LKrig.MLE: Functions to search over covariance parameters in the LatticeKrig model.

Description

Given a list of different covariance parameters for the Lattice Krig covariance model this function computes the likelihood or a profiled version (over lambda) and approximates a generalized cross-validation function at each of the parameter settings. This is an experimental function that has been productively used with a Latin hypercube design package to efficiently search through the LatticeKrig covariance parameter space.

Usage

LKrigFindLambda(x, y, Z = NULL, U = NULL, X = NULL, ..., LKinfo,
                 use.cholesky = NULL, lambda.profile = TRUE,
                 lowerBoundLogLambda = -16, tol = 0.005, verbose =
                 FALSE)
			    
LKrigFindLambdaAwght(x, y, ..., LKinfo, use.cholesky = NULL,
                 lowerBoundLogLambda = -16, upperBoundLogLambda = 4,
                 lowerBoundOmega = -3, upperBoundOmega = 0.75, factr =
                 1e+07, pgtol=1e-1, maxit = 15, verbose = FALSE)

LambdaAwghtObjectiveFunction(PARS, LKrigArgs, capture.env, verbose=FALSE )
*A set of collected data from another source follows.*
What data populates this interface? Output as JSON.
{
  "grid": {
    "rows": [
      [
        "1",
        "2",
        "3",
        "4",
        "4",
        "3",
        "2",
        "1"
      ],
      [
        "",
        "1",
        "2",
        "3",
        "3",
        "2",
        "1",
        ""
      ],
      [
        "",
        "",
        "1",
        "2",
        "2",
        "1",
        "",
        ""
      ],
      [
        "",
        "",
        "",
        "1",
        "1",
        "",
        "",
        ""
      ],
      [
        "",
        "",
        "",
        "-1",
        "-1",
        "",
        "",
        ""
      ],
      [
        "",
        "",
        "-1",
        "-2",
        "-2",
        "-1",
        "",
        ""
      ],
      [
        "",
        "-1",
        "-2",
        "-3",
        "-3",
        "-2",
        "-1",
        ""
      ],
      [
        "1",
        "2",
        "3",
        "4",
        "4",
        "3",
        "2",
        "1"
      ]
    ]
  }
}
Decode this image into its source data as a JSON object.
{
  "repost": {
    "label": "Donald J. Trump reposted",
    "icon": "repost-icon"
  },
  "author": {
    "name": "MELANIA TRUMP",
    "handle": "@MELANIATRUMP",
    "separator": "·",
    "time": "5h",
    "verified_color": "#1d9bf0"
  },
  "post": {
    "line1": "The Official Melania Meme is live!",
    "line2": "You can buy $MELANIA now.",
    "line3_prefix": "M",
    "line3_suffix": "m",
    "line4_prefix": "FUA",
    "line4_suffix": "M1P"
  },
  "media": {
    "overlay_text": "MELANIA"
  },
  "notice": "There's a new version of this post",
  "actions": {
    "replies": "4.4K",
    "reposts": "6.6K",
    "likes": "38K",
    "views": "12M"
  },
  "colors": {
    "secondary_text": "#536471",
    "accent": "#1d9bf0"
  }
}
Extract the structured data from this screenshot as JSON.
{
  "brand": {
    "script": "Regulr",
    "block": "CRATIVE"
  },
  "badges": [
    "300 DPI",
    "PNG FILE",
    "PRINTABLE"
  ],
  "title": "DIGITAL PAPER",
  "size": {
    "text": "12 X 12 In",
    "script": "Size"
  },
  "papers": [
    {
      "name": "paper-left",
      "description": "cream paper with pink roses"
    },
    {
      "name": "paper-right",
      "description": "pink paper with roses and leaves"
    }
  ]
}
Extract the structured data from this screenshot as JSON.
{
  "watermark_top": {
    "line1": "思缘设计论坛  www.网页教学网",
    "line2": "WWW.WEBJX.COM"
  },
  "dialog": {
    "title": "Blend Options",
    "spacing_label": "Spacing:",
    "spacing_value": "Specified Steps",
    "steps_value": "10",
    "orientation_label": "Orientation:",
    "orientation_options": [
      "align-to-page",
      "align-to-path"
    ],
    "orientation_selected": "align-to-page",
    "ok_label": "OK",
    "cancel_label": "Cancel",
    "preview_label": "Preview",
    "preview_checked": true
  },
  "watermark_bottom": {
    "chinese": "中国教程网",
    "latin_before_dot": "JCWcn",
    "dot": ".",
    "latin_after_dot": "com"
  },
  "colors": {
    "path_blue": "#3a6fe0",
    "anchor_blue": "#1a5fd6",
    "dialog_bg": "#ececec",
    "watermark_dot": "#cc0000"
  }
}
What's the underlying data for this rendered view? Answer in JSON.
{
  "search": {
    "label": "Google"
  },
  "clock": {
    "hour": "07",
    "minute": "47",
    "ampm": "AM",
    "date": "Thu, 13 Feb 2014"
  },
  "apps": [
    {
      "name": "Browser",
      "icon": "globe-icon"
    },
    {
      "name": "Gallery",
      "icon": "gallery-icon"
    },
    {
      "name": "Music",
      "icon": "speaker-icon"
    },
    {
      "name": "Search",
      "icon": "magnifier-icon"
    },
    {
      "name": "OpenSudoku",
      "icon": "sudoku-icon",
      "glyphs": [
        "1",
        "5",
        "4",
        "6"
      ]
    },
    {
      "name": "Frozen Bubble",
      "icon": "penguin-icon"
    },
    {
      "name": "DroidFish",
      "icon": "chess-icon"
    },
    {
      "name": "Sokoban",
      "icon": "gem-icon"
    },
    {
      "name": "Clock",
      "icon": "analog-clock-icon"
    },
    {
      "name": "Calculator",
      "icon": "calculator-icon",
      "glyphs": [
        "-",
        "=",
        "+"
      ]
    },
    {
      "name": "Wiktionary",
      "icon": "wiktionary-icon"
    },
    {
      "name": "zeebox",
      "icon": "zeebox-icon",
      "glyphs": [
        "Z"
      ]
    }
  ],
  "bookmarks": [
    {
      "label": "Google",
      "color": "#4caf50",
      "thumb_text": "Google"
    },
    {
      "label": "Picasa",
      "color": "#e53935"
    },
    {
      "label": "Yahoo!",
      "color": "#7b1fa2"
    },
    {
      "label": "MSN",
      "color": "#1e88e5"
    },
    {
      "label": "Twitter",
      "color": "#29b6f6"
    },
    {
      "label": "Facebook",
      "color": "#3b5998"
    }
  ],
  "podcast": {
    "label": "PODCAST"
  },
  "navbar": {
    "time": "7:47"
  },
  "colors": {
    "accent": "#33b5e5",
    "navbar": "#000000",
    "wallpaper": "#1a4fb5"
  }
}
LKrig.MLE( x,y,..., LKinfo, use.cholesky = NULL, par.grid=NULL, lambda.profile=TRUE, verbose=FALSE, lowerBoundLogLambda = -16, nTasks = 1, taskID = 1, tol = 0.005) LKrig.make.par.grid(par.grid=NULL, LKinfo = NULL) omega2Awght (omega, LKinfo) Awght2Omega (Awght, LKinfo)

Value

LKrigFindLambda

summary

Giving information on the optimization over lambda.

LKinfo

Covariance information object.

llambda.start, lambda.MLE

Initial and final values for lambda.

lnLike.eval

Matrix with all values of log likelihood that were evaluated

call

Calling arguments.

Mc

Cholesky decomposition.

LKrig.MLE

summary

A matrix with columns: effective degrees of freedom, ln Profile likelihood, Generalized cross-validation function, MLE tau, MLE sigma2, full likelihood and number of parameter evaluations. The rows correspond to the different parameters in the rows of the par.grid components.

par.grid

List of parameters used in search. Some parameters might be filled in from the initial par.grid list passed and also from LKinfo.

LKinfo

LKinfo list that was either passed or created.

index.MLE

Index for case that has largest Likelihood value.

index.GCV

Index for case that has largest GCV value.

LKinfo.MLE

LKinfo list at the parameters with largest profile likelihood.

lambda.MLE

Value of lambda from grid with largest profile likelihood.

call

Calling sequence for this function.

which.max.matrix Returns a 2 column matrix with row and column index of maximum.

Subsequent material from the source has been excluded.